И вот мне посчастливилось встретиться с бароном Кикути в Константинополе, откуда мы оба держали под наблюдением тайные нити Балканской войны. И вот десять лет спустя он пишет мне и просит проведать его брата-близнеца, который перешел в иудаизм и, возможно, в данный момент изучает еврейский мистицизм в Сафаде. Но брата там нет, и я прослеживаю его путь до монастыря Святой Екатерины в Синае. Он укрылся там потому, что кого-то слишком заинтересовала его сионистская деятельность, и притворяется христианином-паломником, несторианцем из Китая. В монастыре я слушаю вечерние концерты на кото в исполнении этого человека, который теперь зовется рабби Лотман, и в этом необычном месте музыка звучит так странно и пугающе, что я не могу спать по ночам. И вместо того, чтобы спать, мы с бывшим японским бароном все говорим и говорим, и в результате венгерского еврея на Синае обращают в сионизм, причем обращает не кто-нибудь, а землевладелец-аристократ с севера Японии, которого буддизм научил умирать, а рождаться — синто.
Мод снова засмеялась.
Ни словом не соврал. И что же дальше?
И вот со всей этой географической и расовой, религиозной и эстетической пестротой сразу становится ясно, что нас поддерживает нечто большее, чем вера отцов. Очевидно, что кто-то наверху принялся за это дело и дал мне веру для моей миссии.
Мод потянулась и дернула его за нос.
Хорошо иметь таких помощников, сказала она. Единственное, что ты мне еще не объяснил, так это почему этим японским близнецам отведена столь важная роль в промысле Божьем.

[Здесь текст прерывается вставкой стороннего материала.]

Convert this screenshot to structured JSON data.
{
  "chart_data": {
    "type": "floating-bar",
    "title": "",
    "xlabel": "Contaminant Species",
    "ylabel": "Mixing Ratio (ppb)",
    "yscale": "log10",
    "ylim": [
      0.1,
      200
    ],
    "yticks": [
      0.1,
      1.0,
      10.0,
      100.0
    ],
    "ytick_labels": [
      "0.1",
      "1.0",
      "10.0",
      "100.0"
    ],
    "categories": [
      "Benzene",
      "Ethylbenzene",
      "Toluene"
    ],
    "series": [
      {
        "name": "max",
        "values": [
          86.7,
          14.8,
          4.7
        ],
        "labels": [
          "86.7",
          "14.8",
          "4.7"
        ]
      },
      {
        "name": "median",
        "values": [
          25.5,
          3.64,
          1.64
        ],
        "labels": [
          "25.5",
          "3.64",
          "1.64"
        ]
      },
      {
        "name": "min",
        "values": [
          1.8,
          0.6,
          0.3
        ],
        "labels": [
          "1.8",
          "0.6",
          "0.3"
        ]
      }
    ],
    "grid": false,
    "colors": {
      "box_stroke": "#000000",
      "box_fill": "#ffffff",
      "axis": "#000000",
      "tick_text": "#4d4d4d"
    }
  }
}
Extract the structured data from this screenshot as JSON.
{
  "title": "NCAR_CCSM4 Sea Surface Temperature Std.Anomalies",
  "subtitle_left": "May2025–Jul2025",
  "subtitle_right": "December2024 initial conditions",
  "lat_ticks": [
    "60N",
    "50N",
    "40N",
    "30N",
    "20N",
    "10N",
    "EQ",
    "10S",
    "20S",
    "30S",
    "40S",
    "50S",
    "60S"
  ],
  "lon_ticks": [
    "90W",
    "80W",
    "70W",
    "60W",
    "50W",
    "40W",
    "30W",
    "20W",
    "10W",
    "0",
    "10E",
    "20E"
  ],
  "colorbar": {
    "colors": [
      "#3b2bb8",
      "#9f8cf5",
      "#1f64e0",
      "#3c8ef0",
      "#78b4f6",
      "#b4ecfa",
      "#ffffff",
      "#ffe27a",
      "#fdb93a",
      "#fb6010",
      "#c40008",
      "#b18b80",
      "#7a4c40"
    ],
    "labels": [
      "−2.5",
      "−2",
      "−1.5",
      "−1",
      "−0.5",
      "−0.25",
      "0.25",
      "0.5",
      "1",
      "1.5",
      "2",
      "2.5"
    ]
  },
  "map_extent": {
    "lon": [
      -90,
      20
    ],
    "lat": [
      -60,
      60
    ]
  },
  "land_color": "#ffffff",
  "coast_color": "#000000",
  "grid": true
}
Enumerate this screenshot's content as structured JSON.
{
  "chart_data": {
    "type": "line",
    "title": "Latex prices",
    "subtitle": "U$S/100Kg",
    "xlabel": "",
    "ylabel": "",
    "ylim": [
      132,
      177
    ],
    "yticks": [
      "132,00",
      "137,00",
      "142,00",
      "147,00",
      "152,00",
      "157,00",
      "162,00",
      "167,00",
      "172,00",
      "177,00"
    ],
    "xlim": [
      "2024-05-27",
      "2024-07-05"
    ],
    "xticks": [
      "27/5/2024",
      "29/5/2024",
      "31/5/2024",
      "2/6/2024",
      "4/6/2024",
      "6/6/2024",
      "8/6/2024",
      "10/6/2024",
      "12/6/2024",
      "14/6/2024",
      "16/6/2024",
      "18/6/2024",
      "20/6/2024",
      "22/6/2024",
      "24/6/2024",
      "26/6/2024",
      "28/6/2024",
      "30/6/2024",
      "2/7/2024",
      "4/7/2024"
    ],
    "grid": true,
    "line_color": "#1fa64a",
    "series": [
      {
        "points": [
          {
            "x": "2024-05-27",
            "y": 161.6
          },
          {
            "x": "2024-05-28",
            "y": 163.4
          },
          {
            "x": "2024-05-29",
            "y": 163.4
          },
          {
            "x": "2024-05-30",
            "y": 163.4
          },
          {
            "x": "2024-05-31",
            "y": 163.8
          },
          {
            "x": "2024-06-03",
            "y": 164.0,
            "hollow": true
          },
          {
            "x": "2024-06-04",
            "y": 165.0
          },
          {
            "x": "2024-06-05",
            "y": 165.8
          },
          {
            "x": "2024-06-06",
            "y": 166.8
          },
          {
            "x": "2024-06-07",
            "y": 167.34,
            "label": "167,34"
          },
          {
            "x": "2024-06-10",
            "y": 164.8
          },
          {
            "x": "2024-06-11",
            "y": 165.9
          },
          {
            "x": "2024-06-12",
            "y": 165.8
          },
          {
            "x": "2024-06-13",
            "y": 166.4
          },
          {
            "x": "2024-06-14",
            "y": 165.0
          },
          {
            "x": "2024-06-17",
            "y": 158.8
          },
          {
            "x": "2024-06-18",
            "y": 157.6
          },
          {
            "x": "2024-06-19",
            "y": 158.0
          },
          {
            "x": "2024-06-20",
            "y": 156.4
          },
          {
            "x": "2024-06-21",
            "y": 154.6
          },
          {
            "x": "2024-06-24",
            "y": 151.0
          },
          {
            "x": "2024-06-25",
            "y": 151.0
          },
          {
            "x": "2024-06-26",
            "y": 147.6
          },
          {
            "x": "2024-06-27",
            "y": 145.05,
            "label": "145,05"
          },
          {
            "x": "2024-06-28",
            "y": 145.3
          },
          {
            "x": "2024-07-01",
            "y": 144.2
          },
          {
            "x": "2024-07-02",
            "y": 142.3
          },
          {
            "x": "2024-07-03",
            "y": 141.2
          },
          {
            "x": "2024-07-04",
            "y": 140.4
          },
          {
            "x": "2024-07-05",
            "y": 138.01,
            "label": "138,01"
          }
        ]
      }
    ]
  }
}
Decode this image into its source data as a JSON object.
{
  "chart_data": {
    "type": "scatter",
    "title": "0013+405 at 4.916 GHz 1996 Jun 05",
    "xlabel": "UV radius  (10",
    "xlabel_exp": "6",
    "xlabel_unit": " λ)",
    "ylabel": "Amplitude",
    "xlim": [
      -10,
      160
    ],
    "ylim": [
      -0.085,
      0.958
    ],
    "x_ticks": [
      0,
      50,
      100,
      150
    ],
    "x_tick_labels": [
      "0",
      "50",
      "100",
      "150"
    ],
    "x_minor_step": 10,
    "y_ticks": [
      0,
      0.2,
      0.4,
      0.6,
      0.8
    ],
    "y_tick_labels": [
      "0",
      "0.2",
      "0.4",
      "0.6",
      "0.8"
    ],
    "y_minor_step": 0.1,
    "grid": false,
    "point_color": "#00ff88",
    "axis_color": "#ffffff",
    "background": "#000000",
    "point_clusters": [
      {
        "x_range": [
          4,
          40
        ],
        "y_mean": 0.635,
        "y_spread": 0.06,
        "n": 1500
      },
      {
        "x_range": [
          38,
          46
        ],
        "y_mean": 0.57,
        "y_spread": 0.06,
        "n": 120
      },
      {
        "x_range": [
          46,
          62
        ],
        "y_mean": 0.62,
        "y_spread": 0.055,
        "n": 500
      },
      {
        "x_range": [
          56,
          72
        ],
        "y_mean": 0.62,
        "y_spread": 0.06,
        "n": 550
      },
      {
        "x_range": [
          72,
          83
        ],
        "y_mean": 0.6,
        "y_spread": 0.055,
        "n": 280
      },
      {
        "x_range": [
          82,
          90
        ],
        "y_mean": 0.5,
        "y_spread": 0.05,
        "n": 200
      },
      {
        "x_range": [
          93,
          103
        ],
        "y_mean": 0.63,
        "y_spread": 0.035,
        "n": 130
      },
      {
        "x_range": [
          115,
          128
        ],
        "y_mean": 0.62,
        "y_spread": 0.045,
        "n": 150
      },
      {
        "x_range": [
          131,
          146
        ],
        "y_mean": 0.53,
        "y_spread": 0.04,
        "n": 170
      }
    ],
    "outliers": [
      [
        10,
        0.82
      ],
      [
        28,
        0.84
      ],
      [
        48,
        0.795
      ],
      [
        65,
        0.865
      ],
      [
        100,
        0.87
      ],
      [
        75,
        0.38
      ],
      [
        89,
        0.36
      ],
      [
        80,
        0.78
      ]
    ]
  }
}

Но это же просто, сказал Мунк, в свою очередь дергая ее за нос. Японцы — уникальные люди, они пришли на свои острова более или менее цельной общностью и со своей собственной культурой, как раз во времена Христа. Но никто не знает наверняка, откуда они пришли. В прошлом веке, когда они открыли свою страну для Запада и начали европеизироваться, они сами несколько раз выдвигали предположение, что вполне могут быть потомками десяти исчезнувших колен израилевых. Никто никогда не воспринимал это всерьез, а вообще-то даже сроки сходятся, если предположить, что они неторопливо шли через Азию, по пути выращивая зерно и скот, как все кочевые народы. Чтобы развивать свою уникальную культуру, чтобы стать определенно азиатским народом, когда они наконец прибудут на свои азиатские острова, — на все это им нужно было время. И наконец, я, кажется, забыл сказать, что и барон Кикути, и его брат оба миниатюрные мужчины с очень короткими ногами. Ноги у них такие короткие, что если не торопиться, пересечение одного из величайших континентов с запада на восток займет несколько веков. И наконец, промысел Божий заключался в том, чтобы за последние два с половиной тысячелетия Его избранный народ утвердился на двух оконечностях Азии и следил, чтобы ничего предосудительного не происходило на внутренних территориях, как известно, породивших самых ужасных тиранов в истории. Таковы вкратце факты. Ну, и что ты думаешь по этому поводу?